Wednesday, July 24, 2019

Taken Down a Humbling Peg

A single lady in my ward called me, frantic, and through her sobs explained that her crappy car had broken down last night in the southerly end of The Big City--an hour's drive away. She had managed to get home, but now she had to get to work, and it was simply too hot to bike to work, and could I give her a ride?

Fortunately, I had access to a car, so I went and picked her up. She was still crying as she got into the car, and she complained about her car (understandably) and then wailed that she had to call the gas station where her car was stuck to explain that it wasn't abandoned and ask them to let her leave it there until her friend could tow it tomorrow.

This woman is thirty-seven years old and she couldn't make herself make a phone call, despite the necessity of it.

Now, I understand not loving the telephone. I really don't enjoy making phone calls, and having a son with severe anxiety has helped me see how hard it can be for people with Anxiety to sometimes do simple tasks, but I admit I rolled my eyes. Quietly. In my head.

Then a little voice whispered to me, "Stop it. You have someone who can help you out when things go wrong. You have someone on whom you can rely to share the burden, and he is competent, intelligent, and often saves you from having to do the hard things you don't like to do. This woman is facing this on her own, and for her it's a crisis. Be kind."

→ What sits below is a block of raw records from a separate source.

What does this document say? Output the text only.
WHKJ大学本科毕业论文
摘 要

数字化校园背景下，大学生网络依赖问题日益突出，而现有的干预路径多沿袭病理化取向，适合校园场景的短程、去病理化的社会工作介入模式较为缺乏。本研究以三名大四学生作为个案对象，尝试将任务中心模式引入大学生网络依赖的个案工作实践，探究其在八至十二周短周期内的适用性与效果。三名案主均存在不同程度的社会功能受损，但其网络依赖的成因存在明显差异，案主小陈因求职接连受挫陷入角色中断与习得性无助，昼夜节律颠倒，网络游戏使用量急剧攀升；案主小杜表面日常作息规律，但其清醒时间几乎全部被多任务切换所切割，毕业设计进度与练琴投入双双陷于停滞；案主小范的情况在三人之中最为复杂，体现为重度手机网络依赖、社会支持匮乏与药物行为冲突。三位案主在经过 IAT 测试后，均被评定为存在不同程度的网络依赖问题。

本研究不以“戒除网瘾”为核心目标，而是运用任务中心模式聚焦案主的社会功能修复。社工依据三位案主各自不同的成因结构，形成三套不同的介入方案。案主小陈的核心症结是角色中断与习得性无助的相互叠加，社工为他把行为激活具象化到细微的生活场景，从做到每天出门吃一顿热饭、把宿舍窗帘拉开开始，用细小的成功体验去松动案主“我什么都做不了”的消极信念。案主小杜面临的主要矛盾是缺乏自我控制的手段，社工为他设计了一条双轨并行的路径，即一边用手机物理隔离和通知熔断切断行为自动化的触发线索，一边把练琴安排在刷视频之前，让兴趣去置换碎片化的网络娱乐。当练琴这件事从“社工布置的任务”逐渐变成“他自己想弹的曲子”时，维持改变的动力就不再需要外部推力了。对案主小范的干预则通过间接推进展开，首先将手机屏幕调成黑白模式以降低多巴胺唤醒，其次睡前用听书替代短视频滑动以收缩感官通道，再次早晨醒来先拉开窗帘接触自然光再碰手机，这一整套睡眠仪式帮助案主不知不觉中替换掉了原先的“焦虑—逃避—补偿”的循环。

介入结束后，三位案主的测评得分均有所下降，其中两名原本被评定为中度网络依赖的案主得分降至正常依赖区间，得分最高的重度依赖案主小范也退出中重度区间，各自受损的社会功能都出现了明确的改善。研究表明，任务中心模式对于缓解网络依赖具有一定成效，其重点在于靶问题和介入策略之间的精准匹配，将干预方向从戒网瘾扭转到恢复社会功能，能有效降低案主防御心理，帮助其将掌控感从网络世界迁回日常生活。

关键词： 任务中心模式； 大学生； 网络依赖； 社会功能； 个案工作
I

My heart immediately softened. I was suddenly overwhelmed with gratitude that I have my husband to share the burdens of life with me. This woman, though she would love to be married and have children, doesn't have that. Everything she does, she has to do on her own. She's not especially tough or resilient, but I know that she does do many things on her own that she finds difficult and nerve-wracking.

So I offered, without impatience, to call the gas station for her, and she was immediately relieved.

I am often an idiot, but at least I'm a redeemable and grateful idiot. That's my one saving grace.